A fleur de peau. Regards rougis par les larmes ou dans le vague, visage défait ou grave, des milliers de Parisiens sont venus rendre hommage aux nombreuses victimes des attaques qui ont frappé Paris vendredi soir. "Montrer qu'on n’a pas peur", "ne pas rester seul", "être là pour les innocents qui sont tombés" : dans la foule, braver l'interdit des autorités de se rassembler sonne comme un acte de résistance face à la peur et aux terroristes, qui en s'en prenant à notre mode de vie on voulu aussi le changer. 

"Après la barbarie, c'est important de tous se rassembler autour de nos valeurs, explique à metronews Cédric, venu offrir des free hugs (des câlins) aux personnes présentes Place de la République. Les gens me disent que ça fait du bien de recevoir de l'affection dans ces moments-là".

Des instants en ce lieu symbole des attaques à Charlie Hebdo et à l'Hyper Casher en janvier dernier, qui rappellent évidemment ceux vécus en début d'année. Un peu plus loin, alors qu'une Marseillaise retentit près du périmètre de sécurité autour du Bataclan, devant les nombreuses bougies, une fillette demande à sa mère :

- "On peut les souffler ?"
- "Non ma chérie, il ne faut pas"
- "Pourquoi ?"
- "..."

"Quelles que soient ses idées, ses revendications, rien ne justifie ça"

Un mutisme qui illustre combien il est difficile d'expliquer ce qui se passe à des enfants. D'autant que face à l'horreur, les adultes ont souvent du mal à trouver des mots. "Comment peut-on faire une telle chose à des innocents ?, s'interroge Mireille venue avec sa voisine déposer un bouquet de fleur sur grille du square du Bataclan, sur le Boulevard Richard-Lenoir. Quelles que soient ses idées, ses revendications, rien ne justifie ça". "En colère", la sexagénaire étouffe sa rage dans un début de sanglot, tandis que son amie Marie-France lui prend le bras.
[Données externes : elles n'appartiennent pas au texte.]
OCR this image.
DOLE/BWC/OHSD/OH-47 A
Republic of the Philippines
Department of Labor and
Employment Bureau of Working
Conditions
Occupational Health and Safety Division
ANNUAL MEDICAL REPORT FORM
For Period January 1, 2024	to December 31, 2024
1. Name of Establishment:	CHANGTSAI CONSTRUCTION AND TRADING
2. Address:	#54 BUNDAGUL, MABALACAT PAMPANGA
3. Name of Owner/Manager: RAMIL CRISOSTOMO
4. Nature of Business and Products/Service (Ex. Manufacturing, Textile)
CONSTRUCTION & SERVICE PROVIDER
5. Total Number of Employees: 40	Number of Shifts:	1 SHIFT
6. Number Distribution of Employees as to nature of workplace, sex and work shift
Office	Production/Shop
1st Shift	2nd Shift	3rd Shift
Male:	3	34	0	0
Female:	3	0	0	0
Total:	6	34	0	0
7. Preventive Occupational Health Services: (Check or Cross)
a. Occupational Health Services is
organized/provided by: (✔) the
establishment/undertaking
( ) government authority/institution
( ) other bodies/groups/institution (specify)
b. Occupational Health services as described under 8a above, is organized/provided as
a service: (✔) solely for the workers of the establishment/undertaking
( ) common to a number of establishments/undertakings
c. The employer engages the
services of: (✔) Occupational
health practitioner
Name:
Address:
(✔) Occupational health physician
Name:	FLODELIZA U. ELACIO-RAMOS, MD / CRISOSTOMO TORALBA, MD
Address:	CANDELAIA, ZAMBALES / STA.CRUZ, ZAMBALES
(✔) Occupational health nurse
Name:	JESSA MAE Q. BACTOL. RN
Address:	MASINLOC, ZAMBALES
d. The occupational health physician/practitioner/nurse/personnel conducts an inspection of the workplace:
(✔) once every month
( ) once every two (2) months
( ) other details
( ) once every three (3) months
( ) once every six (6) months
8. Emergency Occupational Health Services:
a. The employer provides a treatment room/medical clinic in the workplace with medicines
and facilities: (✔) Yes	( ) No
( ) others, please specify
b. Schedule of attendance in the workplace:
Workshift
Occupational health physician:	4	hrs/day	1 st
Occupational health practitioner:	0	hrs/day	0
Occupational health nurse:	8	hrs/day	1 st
A quelques rues de là, alors que l'on approche des restaurants et des bars mitraillés par Daech, l'atmosphère est encore plus lourde et le chagrin plus pesant. Plus silencieux, aussi. Car, ici, rue de la Fontaine au Roi, pas de périmètre de sécurité élargi, les Parisiens font face aux nombreux impacts de balles sur la devanture de la Bonne bière. Et à la mort. 

Soudain, la Place de la République se vide en quelques secondes

Lucy, une jeune anglaise qui fait ses études en France, a d'ailleurs failli perdre une amie (blessée et toujours hospitalisée) à cet endroit : "C'est horrible ce qui s'est passé, mais c'est réconfortant de voir tout ce monde", nous confie-t-elle. La foule est d'ailleurs encore plus dense rue Alibert, entre le Petit Cambodge et Le Carillon, deux autres établissements martyrs. Au pied des rideaux de fer tirés, il y a tellement de bougies que certaines fleurs prennent feu.
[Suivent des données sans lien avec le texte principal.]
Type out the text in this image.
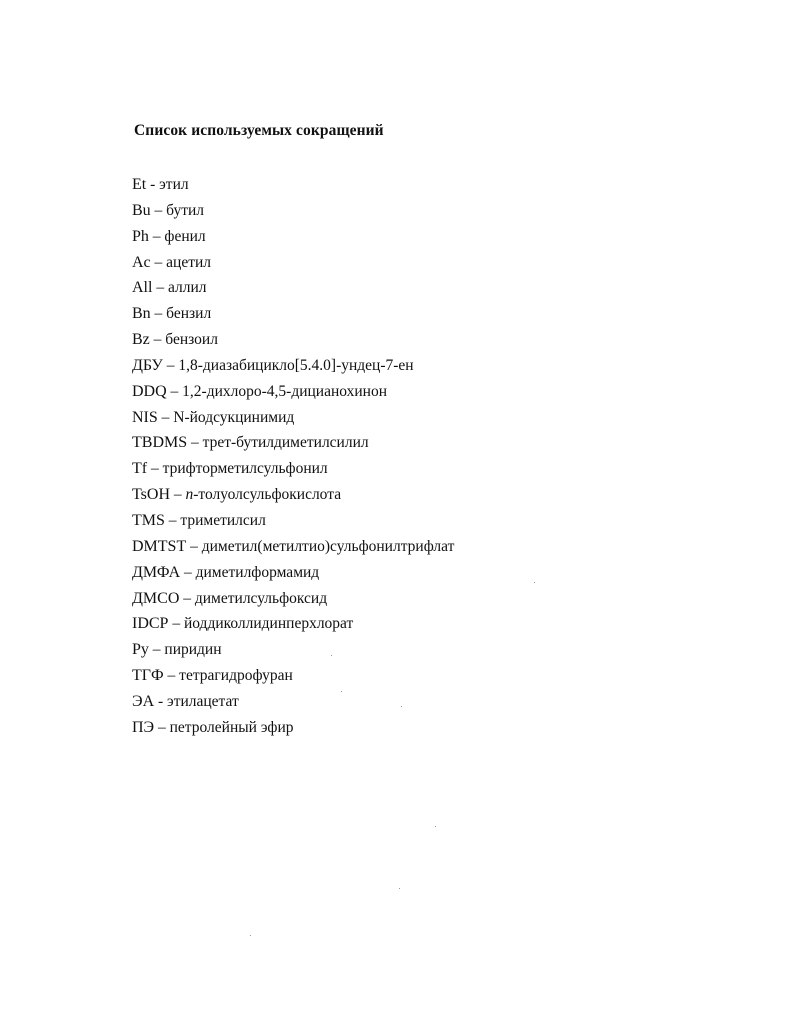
Список используемых сокращений
Et - этил
Bu – бутил
Ph – фенил
Ac – ацетил
All – аллил
Bn – бензил
Bz – бензоил
ДБУ – 1,8-диазабицикло[5.4.0]-ундец-7-ен
DDQ – 1,2-дихлоро-4,5-дицианохинон
NIS – N-йодсукцинимид
TBDMS – трет-бутилдиметилсилил
Tf – трифторметилсульфонил
TsOH – n-толуолсульфокислота
TMS – триметилсил
DMTST – диметил(метилтио)сульфонилтрифлат
ДМФА – диметилформамид
ДМСО – диметилсульфоксид
IDCP – йоддиколлидинперхлорат
Py – пиридин
ТГФ – тетрагидрофуран
ЭА - этилацетат
ПЭ – петролейный эфир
Beaucoup moins vite, de tout même, que la vitesse à laquelle les rumeurs circulent dans ce Paris traumatisé par ce funeste vendredi 13 novembre. Peu vers 18 h 30, la simple évocation d'une éventuelle fusillade "vers Saint-Paul" ou "rue de Rivoli" et un bruit de pétard vaguement entendu ont suffi à vider la Place de la République en quelques secondes. Tables des terrasses de café renversées et mouvement de panique, tout le monde trouve refuge où il peut. "On a entendu une fille crier barrez-vous !, alors on a couru", raconte encore essoufflé un jeune homme tapi dans une pharmacie. C'était une fausse alerte, mais ici, tout le monde, Parisiens, comme forces de l'ordre, est à cran. Preuve que notre quotidien n'est effectivement plus le même depuis vendredi soir.